Total dollars down 19%, total attendance down 22%.

After a poor performance in 2004, the concert business is showing a continued downward trend but promoters are still cautiously optimistic for a mid-summer rebound. Early numbers reported to Billboard Boxscore for January through May are certainly less than encouraging compared with the same period last year: total dollars down 19%, total attendance down 22%, number of shows down only 10%. Recognizing that a lot of numbers haven't come in yet, average figures aren’t much better—average gross per show is down 9.8%, average attendance is down 13%.

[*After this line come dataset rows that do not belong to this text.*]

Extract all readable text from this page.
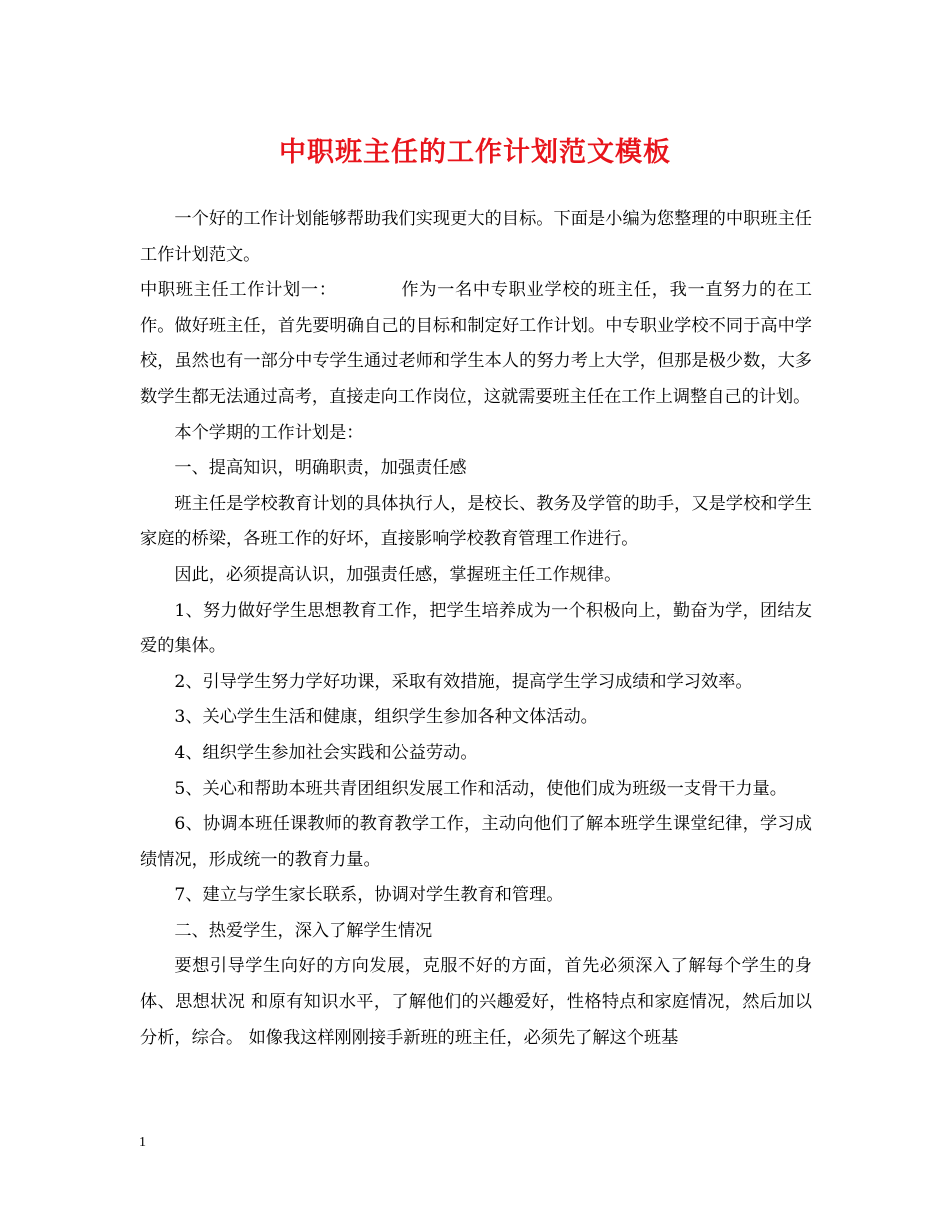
中职班主任的工作计划范文模板

一个好的工作计划能够帮助我们实现更大的目标。下面是小编为您整理的中职班主任工作计划范文。

中职班主任工作计划一：	作为一名中专职业学校的班主任，我一直努力的在工作。做好班主任，首先要明确自己的目标和制定好工作计划。中专职业学校不同于高中学校，虽然也有一部分中专学生通过老师和学生本人的努力考上大学，但那是极少数，大多数学生都无法通过高考，直接走向工作岗位，这就需要班主任在工作上调整自己的计划。

本个学期的工作计划是：

一、提高知识，明确职责，加强责任感

班主任是学校教育计划的具体执行人，是校长、教务及学管的助手，又是学校和学生家庭的桥梁，各班工作的好坏，直接影响学校教育管理工作进行。

因此，必须提高认识，加强责任感，掌握班主任工作规律。

1、努力做好学生思想教育工作，把学生培养成为一个积极向上，勤奋为学，团结友爱的集体。

2、引导学生努力学好功课，采取有效措施，提高学生学习成绩和学习效率。

3、关心学生生活和健康，组织学生参加各种文体活动。

4、组织学生参加社会实践和公益劳动。

5、关心和帮助本班共青团组织发展工作和活动，使他们成为班级一支骨干力量。

6、协调本班任课教师的教育教学工作，主动向他们了解本班学生课堂纪律，学习成绩情况，形成统一的教育力量。

7、建立与学生家长联系，协调对学生教育和管理。

二、热爱学生，深入了解学生情况

要想引导学生向好的方向发展，克服不好的方面，首先必须深入了解每个学生的身体、思想状况 和原有知识水平，了解他们的兴趣爱好，性格特点和家庭情况，然后加以分析，综合。 如像我这样刚刚接手新班的班主任，必须先了解这个班基

1
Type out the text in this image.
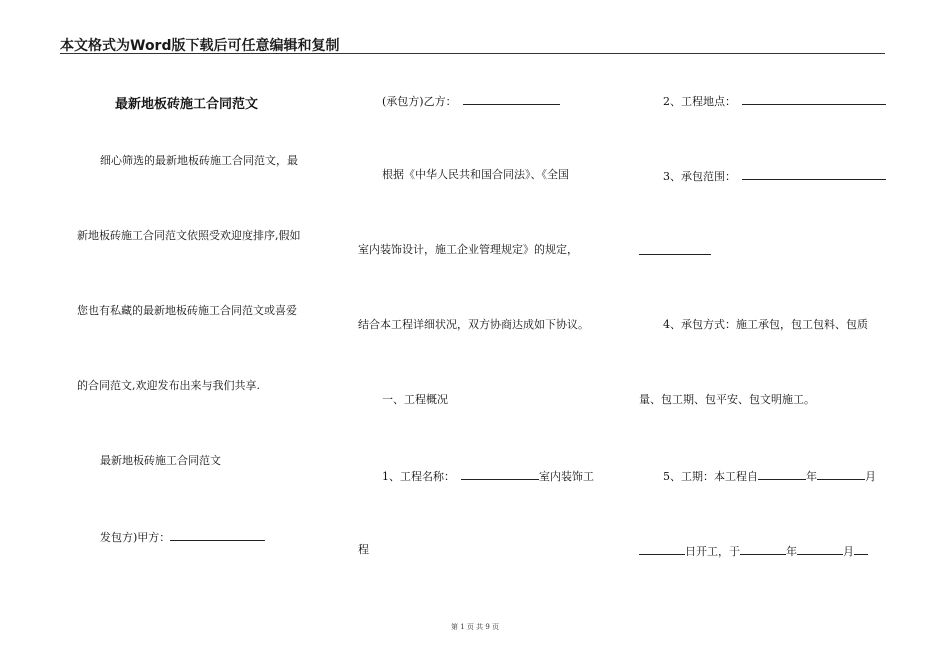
本文格式为Word版下载后可任意编辑和复制
最新地板砖施工合同范文
细心筛选的最新地板砖施工合同范文，最
新地板砖施工合同范文依照受欢迎度排序,假如
您也有私藏的最新地板砖施工合同范文或喜爱
的合同范文,欢迎发布出来与我们共享.
最新地板砖施工合同范文
发包方)甲方：
(承包方)乙方：
根据《中华人民共和国合同法》、《全国
室内装饰设计，施工企业管理规定》的规定，
结合本工程详细状况，双方协商达成如下协议。
一、工程概况
1、工程名称：	室内装饰工
程
2、工程地点：
3、承包范围：
4、承包方式：施工承包，包工包料、包质
量、包工期、包平安、包文明施工。
5、工期：本工程自	年	月
日开工，于	年	月
第 1 页 共 9 页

But some say comparing '04 to '05 at this stage does not paint a clear picture. "January-to-May numbers are misleading for 2005, because numbers for 2004 January/May were unusually high. We started 2004 with one of our strongest quarters in years, "then in June the bottom fell out." says Michael Rapino, chairman of Clear Channel Music Group, the world's largest promoter, who admits CCMG numbers are down at this point. "But we expected that when we built a budget last fall," he adds. "We knew the real test would be the summer numbers."

Others find themselves a little ahead of the game. "Actually, things are better for House of Blues Concerts than a year ago," HOB Concerts executive VP Alex Hodges observes. "We may not be back to some great days yet, and there are always going to be some surprises up and down, some bumps in the road. But it's a different day today than a year ago, much healthier."

At this point in the game, there are some clear home runs. McCartney, U2, the Rolling Stones, Kenny Chesney, Coldplay, Dave Matthews Band, Jimmy Buffett, Oasis, Ozzfest, Toby Keith, Warped, the Eagles and Mötley Crüe are all strong, based on concerts already played or ticket sales from upcoming shows. And there are even some breakout successes, with such acts as Green Day and Rascal Flatts taking their touring game to new levels.

But the normally reliable jam band genre is experiencing some softness (as evidenced by the cancellation of the Zooma tour and lower-than-expected sales for such bands as Widespread Panic), and some classic rock and hip-hop tours have been a struggle, insiders say. "As with any year, we have some shows that are not performing to expectations," Rapino says, "but that is what a promoter gets paid to do: create demand innovatively."